As for the value of k, hopefully this interactive spreadsheet will clear up my use-case:
https://www.desmos.com/calculator/u2upssovok
This shows the absolute value of the transfer function plotted for equation 7 of your paper.
This shows that k, varying between 0 and N varies the position of a complex bandpass at a peak frequency of 2*pi*k/N. Therefore I am effectively setting k as the frequency at which to position the bandpass filter.
This allows me to arbitrarily position the SlidingDFT frequencies wherever I want them to be, thus allowing log-space SlidingDFT as a variant to the linear-space SlidingDFT typically used.
Is that not a correct interpretation? It certainly seems to be given the magnitude response.
I therefore basically interpret your paper as a re-interpretation of the SlidingDFT as a fractionally-settable complex band-pass filter.

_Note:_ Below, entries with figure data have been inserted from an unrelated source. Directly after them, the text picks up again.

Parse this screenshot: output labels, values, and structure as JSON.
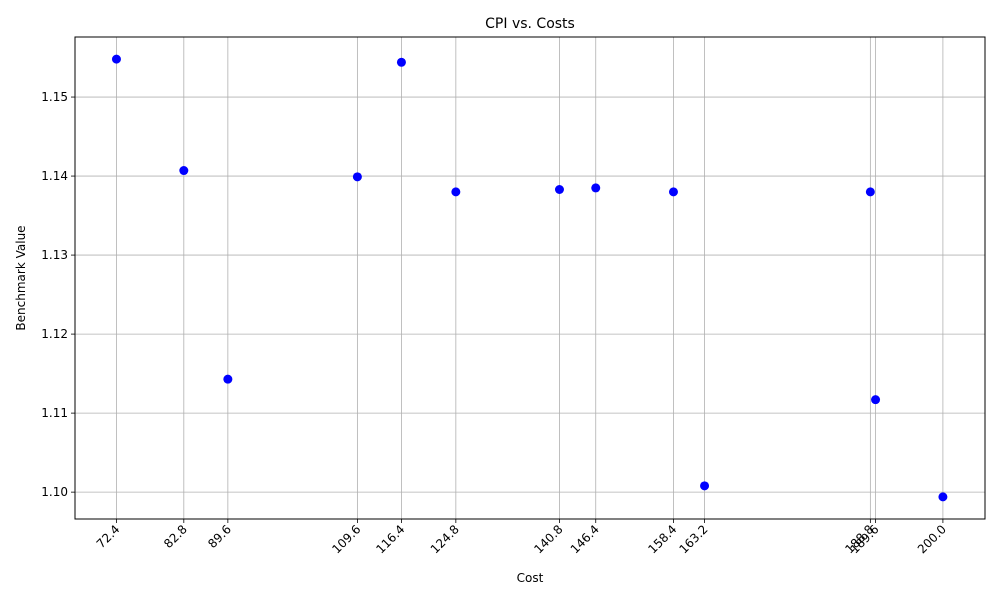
{
  "chart_data": {
    "type": "scatter",
    "title": "CPI vs. Costs",
    "xlabel": "Cost",
    "ylabel": "Benchmark Value",
    "grid": true,
    "marker_color": "#0000ff",
    "x_ticks": [
      "72.4",
      "82.8",
      "89.6",
      "109.6",
      "116.4",
      "124.8",
      "140.8",
      "146.4",
      "158.4",
      "163.2",
      "188.8",
      "189.6",
      "200.0"
    ],
    "y_ticks": [
      "1.10",
      "1.11",
      "1.12",
      "1.13",
      "1.14",
      "1.15"
    ],
    "xlim": [
      66.0,
      206.5
    ],
    "ylim": [
      1.0966,
      1.1576
    ],
    "points": [
      {
        "x": 72.4,
        "y": 1.1548
      },
      {
        "x": 82.8,
        "y": 1.1407
      },
      {
        "x": 89.6,
        "y": 1.1143
      },
      {
        "x": 109.6,
        "y": 1.1399
      },
      {
        "x": 116.4,
        "y": 1.1544
      },
      {
        "x": 124.8,
        "y": 1.138
      },
      {
        "x": 140.8,
        "y": 1.1383
      },
      {
        "x": 146.4,
        "y": 1.1385
      },
      {
        "x": 158.4,
        "y": 1.138
      },
      {
        "x": 163.2,
        "y": 1.1008
      },
      {
        "x": 188.8,
        "y": 1.138
      },
      {
        "x": 189.6,
        "y": 1.1117
      },
      {
        "x": 200.0,
        "y": 1.0994
      }
    ]
  }
}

Thanks, I hope that helps you understand my usage of your awesome paper!
Thank you,
Luke

Hello Luke. First, I take back what I wrote about your software definition of variable 'k'. My mistake. Your software definition for 'k' is fine.

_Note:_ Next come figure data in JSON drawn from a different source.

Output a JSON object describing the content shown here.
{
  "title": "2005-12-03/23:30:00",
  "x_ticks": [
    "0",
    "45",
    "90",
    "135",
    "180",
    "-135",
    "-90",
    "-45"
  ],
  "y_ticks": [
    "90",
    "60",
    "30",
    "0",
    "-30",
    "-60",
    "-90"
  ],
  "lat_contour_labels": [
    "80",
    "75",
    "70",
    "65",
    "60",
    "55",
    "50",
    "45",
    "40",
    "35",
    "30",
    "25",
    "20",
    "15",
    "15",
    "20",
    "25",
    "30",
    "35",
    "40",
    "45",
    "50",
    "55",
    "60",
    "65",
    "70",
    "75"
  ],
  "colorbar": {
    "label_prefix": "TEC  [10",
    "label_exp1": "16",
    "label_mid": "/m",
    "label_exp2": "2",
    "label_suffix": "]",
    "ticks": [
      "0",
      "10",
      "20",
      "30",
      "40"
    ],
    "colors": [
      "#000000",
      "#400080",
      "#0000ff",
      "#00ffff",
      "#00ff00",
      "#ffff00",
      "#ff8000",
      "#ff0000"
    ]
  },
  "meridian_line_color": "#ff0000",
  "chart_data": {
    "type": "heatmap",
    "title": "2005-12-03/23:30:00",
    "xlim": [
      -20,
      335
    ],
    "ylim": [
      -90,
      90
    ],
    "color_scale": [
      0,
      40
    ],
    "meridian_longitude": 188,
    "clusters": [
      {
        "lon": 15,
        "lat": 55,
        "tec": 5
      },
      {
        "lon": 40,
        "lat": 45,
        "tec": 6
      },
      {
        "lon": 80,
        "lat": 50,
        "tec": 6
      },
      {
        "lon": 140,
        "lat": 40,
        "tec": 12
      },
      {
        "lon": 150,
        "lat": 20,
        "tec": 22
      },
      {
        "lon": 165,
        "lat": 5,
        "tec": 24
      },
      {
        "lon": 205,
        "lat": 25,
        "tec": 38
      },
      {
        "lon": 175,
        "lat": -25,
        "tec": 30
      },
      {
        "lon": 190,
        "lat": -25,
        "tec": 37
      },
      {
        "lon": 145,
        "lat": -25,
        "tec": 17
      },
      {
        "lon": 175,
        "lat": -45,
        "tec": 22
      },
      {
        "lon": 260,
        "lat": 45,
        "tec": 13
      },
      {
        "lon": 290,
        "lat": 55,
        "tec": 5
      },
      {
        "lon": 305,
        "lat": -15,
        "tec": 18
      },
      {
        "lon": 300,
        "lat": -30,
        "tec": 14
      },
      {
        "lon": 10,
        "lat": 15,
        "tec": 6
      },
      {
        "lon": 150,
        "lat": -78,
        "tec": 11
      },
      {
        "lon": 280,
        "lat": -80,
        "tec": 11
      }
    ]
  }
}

That interactive spreadsheet demo is *beautifully* informative. Good job!
[-Rick-]

OK good to know thanks @RickLyons.
My main point of confusion is still why the guaranteed stable version begins to introduce noise in the low frequency SlidingDFT after a few hundred samples, whereas the marginally stable version doesn't.
I still cannot figure out if this is an issue with my implementation or the algorithm itself.
I'd be happy to post all my code and any more details in order to resolve it.
Thanks,
Luke